I liked Zig approach, it made the different problems be clear, but also gave us the appropiate tools to overcome them. Nim, on the other hand, just handled everything for us which was really nice. It is also really interesting to look at the source code of the comptimePrint
function. It is implemented outside the language, in the standard library, and really takes advantage of Zig's compile time execution capabilities.
Rust🔗
We can also try to do the same in Rust! In Rust we use the keyword const
to declare a function that can be evaluated at compile time. This restricts the operations we can do. For example, we can't use the String
type, because it uses heap allocations. So our function should return a &'static str
, which means a reference to a string that lives throughout the entire program (usually because the data is embedded in the binary).

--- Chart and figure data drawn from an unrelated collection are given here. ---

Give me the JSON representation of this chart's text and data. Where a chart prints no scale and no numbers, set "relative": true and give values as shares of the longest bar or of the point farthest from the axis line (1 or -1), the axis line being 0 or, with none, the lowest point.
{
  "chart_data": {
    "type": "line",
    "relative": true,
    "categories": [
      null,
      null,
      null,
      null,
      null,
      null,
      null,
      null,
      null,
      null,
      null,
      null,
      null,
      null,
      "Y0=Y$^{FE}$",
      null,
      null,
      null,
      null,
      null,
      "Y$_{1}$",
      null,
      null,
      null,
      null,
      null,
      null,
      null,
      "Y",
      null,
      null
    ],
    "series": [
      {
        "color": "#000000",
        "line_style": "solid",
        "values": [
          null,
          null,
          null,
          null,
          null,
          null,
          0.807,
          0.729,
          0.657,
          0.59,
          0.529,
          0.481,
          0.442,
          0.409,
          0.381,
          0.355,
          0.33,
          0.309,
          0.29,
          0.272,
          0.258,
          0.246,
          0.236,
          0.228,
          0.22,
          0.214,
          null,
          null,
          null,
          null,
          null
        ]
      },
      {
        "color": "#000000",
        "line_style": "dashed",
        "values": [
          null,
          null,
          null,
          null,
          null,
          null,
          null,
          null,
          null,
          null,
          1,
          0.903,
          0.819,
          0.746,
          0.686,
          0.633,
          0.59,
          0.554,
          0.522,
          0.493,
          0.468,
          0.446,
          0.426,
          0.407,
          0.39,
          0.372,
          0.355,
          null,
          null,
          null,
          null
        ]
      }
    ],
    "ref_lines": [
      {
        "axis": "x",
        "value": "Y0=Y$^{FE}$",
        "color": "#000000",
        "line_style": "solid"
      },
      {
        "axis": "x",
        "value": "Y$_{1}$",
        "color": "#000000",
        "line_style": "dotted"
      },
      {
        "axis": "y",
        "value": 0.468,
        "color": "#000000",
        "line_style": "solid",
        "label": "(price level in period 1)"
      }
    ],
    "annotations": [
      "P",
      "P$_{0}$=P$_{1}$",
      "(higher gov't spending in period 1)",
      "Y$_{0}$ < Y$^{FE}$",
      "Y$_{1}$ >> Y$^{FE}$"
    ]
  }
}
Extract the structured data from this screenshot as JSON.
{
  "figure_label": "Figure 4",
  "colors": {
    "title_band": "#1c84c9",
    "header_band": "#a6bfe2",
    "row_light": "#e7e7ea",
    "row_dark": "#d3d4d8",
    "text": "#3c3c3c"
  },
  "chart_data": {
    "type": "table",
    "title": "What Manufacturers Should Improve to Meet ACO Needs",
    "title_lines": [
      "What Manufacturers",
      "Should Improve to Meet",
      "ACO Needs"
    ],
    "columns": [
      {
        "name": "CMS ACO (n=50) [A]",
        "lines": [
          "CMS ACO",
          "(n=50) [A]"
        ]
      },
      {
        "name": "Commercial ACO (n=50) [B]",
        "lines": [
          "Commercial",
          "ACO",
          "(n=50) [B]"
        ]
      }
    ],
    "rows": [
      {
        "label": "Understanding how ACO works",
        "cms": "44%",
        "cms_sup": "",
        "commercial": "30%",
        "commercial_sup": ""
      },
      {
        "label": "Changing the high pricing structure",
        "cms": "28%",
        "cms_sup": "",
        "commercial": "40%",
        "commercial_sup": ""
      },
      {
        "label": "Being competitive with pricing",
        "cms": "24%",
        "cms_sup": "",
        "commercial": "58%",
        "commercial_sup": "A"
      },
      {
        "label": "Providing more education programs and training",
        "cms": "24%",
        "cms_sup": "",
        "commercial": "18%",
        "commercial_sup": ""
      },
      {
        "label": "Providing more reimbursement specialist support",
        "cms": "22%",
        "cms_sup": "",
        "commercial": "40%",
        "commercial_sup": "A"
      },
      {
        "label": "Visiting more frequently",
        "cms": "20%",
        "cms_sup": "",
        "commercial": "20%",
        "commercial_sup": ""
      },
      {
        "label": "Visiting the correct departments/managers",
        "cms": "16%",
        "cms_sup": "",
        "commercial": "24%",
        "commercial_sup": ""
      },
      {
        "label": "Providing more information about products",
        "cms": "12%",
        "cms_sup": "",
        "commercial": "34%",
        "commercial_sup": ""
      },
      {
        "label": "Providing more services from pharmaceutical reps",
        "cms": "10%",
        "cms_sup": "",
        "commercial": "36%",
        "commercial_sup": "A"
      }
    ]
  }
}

const fn get_fizzbuzz_equivalent(number: usize) -> &'static str {
if number % 15 == 0 {
"FizzBuzz"
} else if number % 3 == 0 {
"Fizz"
} else if number % 5 == 0 {
"Buzz"
} else {
&number.to_string() // Obviously this doesn't work for the reasons we discussed previously
}
}
This is a nice first approach, but we have the same problem we had with Zig. Notice that Rust also makes the problem really clear, we can't use a String inside a const
function. We could use something like const_format to get what we need. We would have the following code:
use const_format::formatcp;
const fn get_fizzbuzz_equivalent<const number: usize>() -> &'static str {
if number % 15 == 0 {
"FizzBuzz"
} else if number % 3 == 0 {
"Fizz"
} else if number % 5 == 0 {
"Buzz"
} else {
formatcp!("{}", number)
}
}
We need to declare number as a const generic, to indicate it must be known at compile time(the arguments of a const fn
don't need to be known at compile time, if they aren't the function will just run normally at runtime, but we can't call formatcp!
at runtime). But even with that, formatcp!
doesn't work nicely with const generics. I think it should be possible to do it, but I couldn't find a simple way to do it.
C++🔗
C++'s constexpr
is similar to Rust's const
, so we can do something like this:
constexpr char* get_fizzbuzz(int number) {
if (number % 15 == 0) {
return "FizzBuzz";
} else if (number % 3 == 0) {
return "Fizz";
} else if (number % 5 == 0) {
return "Buzz";
}
return number; // convert to string
}
Again, we have the same problem as before. In C++, we can solve it with the to_chars
function from the standard library. The downside is that to use to_chars
we need to first declare an array with a fixed length. This is, of course, a valid solution, but we could be using some unnecessary bytes. In the Zig and Nim solution we don't need to that because the compiler calculated the actual necessary length.
Conclusion🔗
I wanted to bring attention to the fact that a lot of operations that we think are really simple, like converting a number to string, aren't actually that simple.
Of course, there is a lot more to talk about this topic, but I think this rather short post can be interesting to some people. I did learn a lot writing and experimenting about the topic. If you reached the end, thank you! I hope you have learned something.